There are of course, many IRL women like Jolene who have made good out of the porn industry since the explosion of big-name female stars in the late 1970s. One, Rebecca More, a prominent performer today and fellow MILF, consulted on the show. “Does she present a difficult challenge to some of my most fundamental feminist beliefs?” Kirkwood says of Rebecca. “Absolutely. Do I deeply admire her? Absolutely. And that’s the contradiction I wanted to thread through the whole show, so that the ‘problem’ of Jolene Dollar keeps becoming more complex.”
There is a whole host of problematic men in Adult Material, from Phil Daniels’ director who doesn’t dare cross Jolene but has no shame at coercing newbie Amy into uncomfortable situations. Then there’s production company boss Rupert Everett playing a Hugh Heffner-via-Essex character named Carroll. In the context of his interactions with Jolene, a woman who’s ‘earned’ her place a seat at the table, he comes across to viewers as a silly old man. But put in a scene with the vulnerable Amy, he becomes predatory.
Kirkwood is hesitant to dictate who holds the power in porn, but she does have reservations, “My hunch is that it will always be a world in which abuses of power are liable to take place, and more often than not those abuses will be perpetuated by men to women.” She continues: “On one hand, it’s the only industry in the world where women can make more money than their male counterparts across the board. Yet if you spend any time in the porn world, what you basically see is a lot of is many women in their early twenties and many men in their late fifties.

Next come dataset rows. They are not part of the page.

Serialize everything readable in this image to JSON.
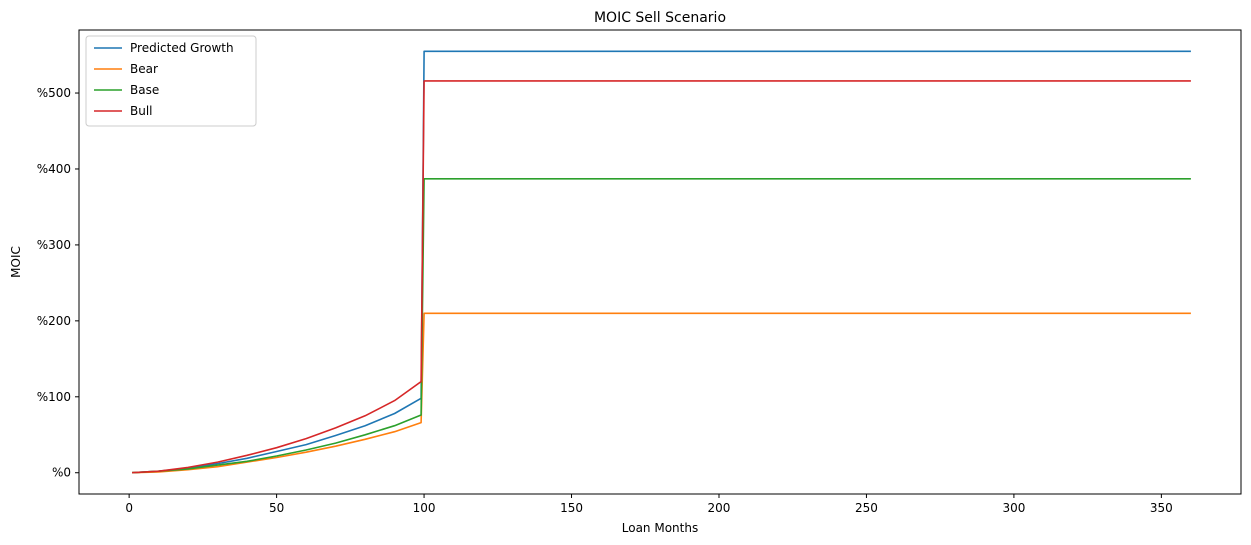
{
  "chart_data": {
    "type": "line",
    "title": "MOIC Sell Scenario",
    "xlabel": "Loan Months",
    "ylabel": "MOIC",
    "xlim": [
      -17,
      377
    ],
    "ylim": [
      -0.28,
      5.83
    ],
    "xticks": [
      0,
      50,
      100,
      150,
      200,
      250,
      300,
      350
    ],
    "yticks": [
      0,
      1,
      2,
      3,
      4,
      5
    ],
    "ytick_labels": [
      "%0",
      "%100",
      "%200",
      "%300",
      "%400",
      "%500"
    ],
    "grid": false,
    "legend": "top-left",
    "series": [
      {
        "name": "Predicted Growth",
        "color": "#1f77b4",
        "points": [
          [
            1,
            0
          ],
          [
            10,
            0.02
          ],
          [
            20,
            0.06
          ],
          [
            30,
            0.12
          ],
          [
            40,
            0.19
          ],
          [
            50,
            0.28
          ],
          [
            60,
            0.37
          ],
          [
            70,
            0.49
          ],
          [
            80,
            0.62
          ],
          [
            90,
            0.78
          ],
          [
            99,
            0.98
          ],
          [
            100,
            5.55
          ],
          [
            360,
            5.55
          ]
        ]
      },
      {
        "name": "Bear",
        "color": "#ff7f0e",
        "points": [
          [
            1,
            0
          ],
          [
            10,
            0.01
          ],
          [
            20,
            0.04
          ],
          [
            30,
            0.08
          ],
          [
            40,
            0.14
          ],
          [
            50,
            0.2
          ],
          [
            60,
            0.27
          ],
          [
            70,
            0.35
          ],
          [
            80,
            0.44
          ],
          [
            90,
            0.54
          ],
          [
            99,
            0.66
          ],
          [
            100,
            2.1
          ],
          [
            360,
            2.1
          ]
        ]
      },
      {
        "name": "Base",
        "color": "#2ca02c",
        "points": [
          [
            1,
            0
          ],
          [
            10,
            0.02
          ],
          [
            20,
            0.05
          ],
          [
            30,
            0.1
          ],
          [
            40,
            0.15
          ],
          [
            50,
            0.22
          ],
          [
            60,
            0.3
          ],
          [
            70,
            0.39
          ],
          [
            80,
            0.5
          ],
          [
            90,
            0.62
          ],
          [
            99,
            0.76
          ],
          [
            100,
            3.87
          ],
          [
            360,
            3.87
          ]
        ]
      },
      {
        "name": "Bull",
        "color": "#d62728",
        "points": [
          [
            1,
            0
          ],
          [
            10,
            0.02
          ],
          [
            20,
            0.07
          ],
          [
            30,
            0.14
          ],
          [
            40,
            0.23
          ],
          [
            50,
            0.33
          ],
          [
            60,
            0.45
          ],
          [
            70,
            0.59
          ],
          [
            80,
            0.75
          ],
          [
            90,
            0.95
          ],
          [
            99,
            1.2
          ],
          [
            100,
            5.16
          ],
          [
            360,
            5.16
          ]
        ]
      }
    ]
  }
}
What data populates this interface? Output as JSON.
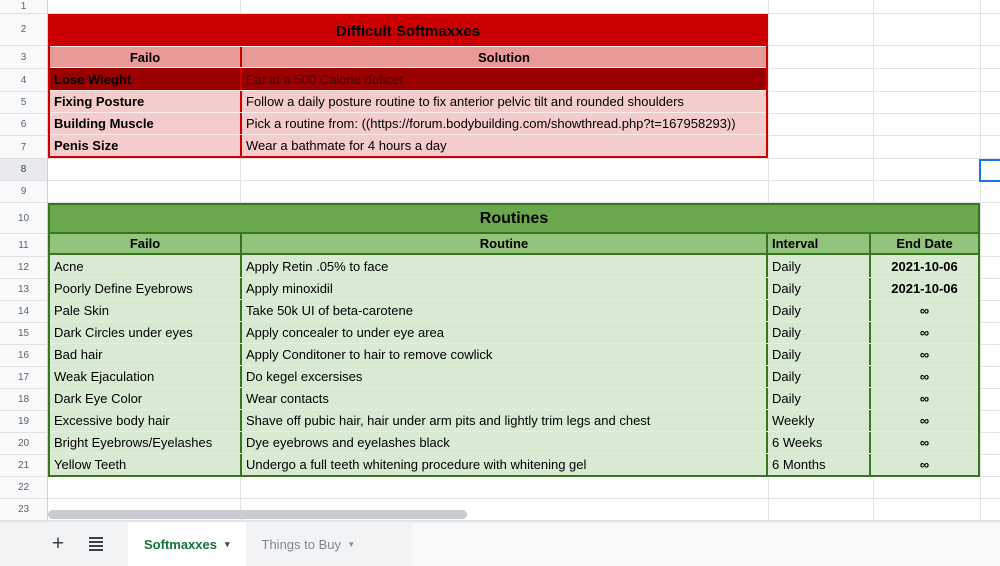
{
  "grid": {
    "first_row": 1,
    "last_row": 23,
    "highlighted_row": 8
  },
  "colors": {
    "red-title": "#cc0000",
    "red-border": "#cc0000",
    "red-header": "#ea9999",
    "red-row": "#f4cccc",
    "red-done": "#990000",
    "green-title": "#6aa84f",
    "green-border": "#38761d",
    "green-header": "#93c47d",
    "green-row": "#d9ead3",
    "selection": "#1a73e8",
    "tab-active": "#137333"
  },
  "tables": {
    "difficult": {
      "title": "Difficult Softmaxxes",
      "columns": [
        "Failo",
        "Solution"
      ],
      "rows": [
        {
          "failo": "Lose Wieght",
          "solution": "Eat at a 500 Calorie deficet",
          "done": true
        },
        {
          "failo": "Fixing Posture",
          "solution": "Follow a daily posture routine to fix anterior pelvic tilt and rounded shoulders",
          "done": false
        },
        {
          "failo": "Building Muscle",
          "solution": "Pick a routine from: ((https://forum.bodybuilding.com/showthread.php?t=167958293))",
          "done": false
        },
        {
          "failo": "Penis Size",
          "solution": "Wear a bathmate for 4 hours a day",
          "done": false
        }
      ]
    },
    "routines": {
      "title": "Routines",
      "columns": [
        "Failo",
        "Routine",
        "Interval",
        "End Date"
      ],
      "rows": [
        {
          "failo": "Acne",
          "routine": "Apply Retin .05% to face",
          "interval": "Daily",
          "end_date": "2021-10-06"
        },
        {
          "failo": "Poorly Define Eyebrows",
          "routine": "Apply minoxidil",
          "interval": "Daily",
          "end_date": "2021-10-06"
        },
        {
          "failo": "Pale Skin",
          "routine": "Take 50k UI of beta-carotene",
          "interval": "Daily",
          "end_date": "∞"
        },
        {
          "failo": "Dark Circles under eyes",
          "routine": "Apply concealer to under eye area",
          "interval": "Daily",
          "end_date": "∞"
        },
        {
          "failo": "Bad hair",
          "routine": "Apply Conditoner to hair to remove cowlick",
          "interval": "Daily",
          "end_date": "∞"
        },
        {
          "failo": "Weak Ejaculation",
          "routine": "Do kegel excersises",
          "interval": "Daily",
          "end_date": "∞"
        },
        {
          "failo": "Dark Eye Color",
          "routine": "Wear contacts",
          "interval": "Daily",
          "end_date": "∞"
        },
        {
          "failo": "Excessive body hair",
          "routine": "Shave off pubic hair, hair under arm pits and lightly trim legs and chest",
          "interval": "Weekly",
          "end_date": "∞"
        },
        {
          "failo": "Bright Eyebrows/Eyelashes",
          "routine": "Dye eyebrows and eyelashes black",
          "interval": "6 Weeks",
          "end_date": "∞"
        },
        {
          "failo": "Yellow Teeth",
          "routine": "Undergo a full teeth whitening procedure with whitening gel",
          "interval": "6 Months",
          "end_date": "∞"
        }
      ]
    }
  },
  "tabbar": {
    "icons": {
      "add_sheet": "+",
      "tab_dropdown": "▾"
    },
    "tabs": [
      {
        "label": "Softmaxxes",
        "active": true
      },
      {
        "label": "Things to Buy",
        "active": false
      }
    ]
  }
}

Which I think tells you a lot.”
That’s not to say she thinks this is the way it always will be. From filmmakers like Erica Lust and Vex Ashley, to platforms like OnlyFans which put content creation and economic independence into the hands of the performers themselves, she’s hopeful for the future. “It’s the old story of controlling the means of production – technology is midwifing more power for women, because they can produce their own material. I think that will create deep and enduring change for the better in many ways.”
Adult Material is as complicated as the industry itself and viewers won’t find any conclusions here. Instead what we see are snapshots of the different ways women use and are used within the system. Scenes of female wealth and success are intersected with scenes of sexual assault (and a huge red flag here for people who may find scenes of this nature triggering, they are extremely difficult to watch). The victims are always women, the men always enabled by the industry they operate within.
It will be interesting to see how the more progressive areas of the porn industry perceive Adult Material. From economically independent camgirls (putting to one side their reliance on the male-owned platforms) to those who work for female-owned film companies, Adult Material may portray a world they’ve largely been able to bypass. But with an estimated 4-20% of internet traffic accounting for porn, most women in the industry won’t have been so lucky and Adult Material certainly isn’t pretending that’s the case. Funny and insightful, deeply disturbing and thought provoking, Adult Material is a definite must-watch.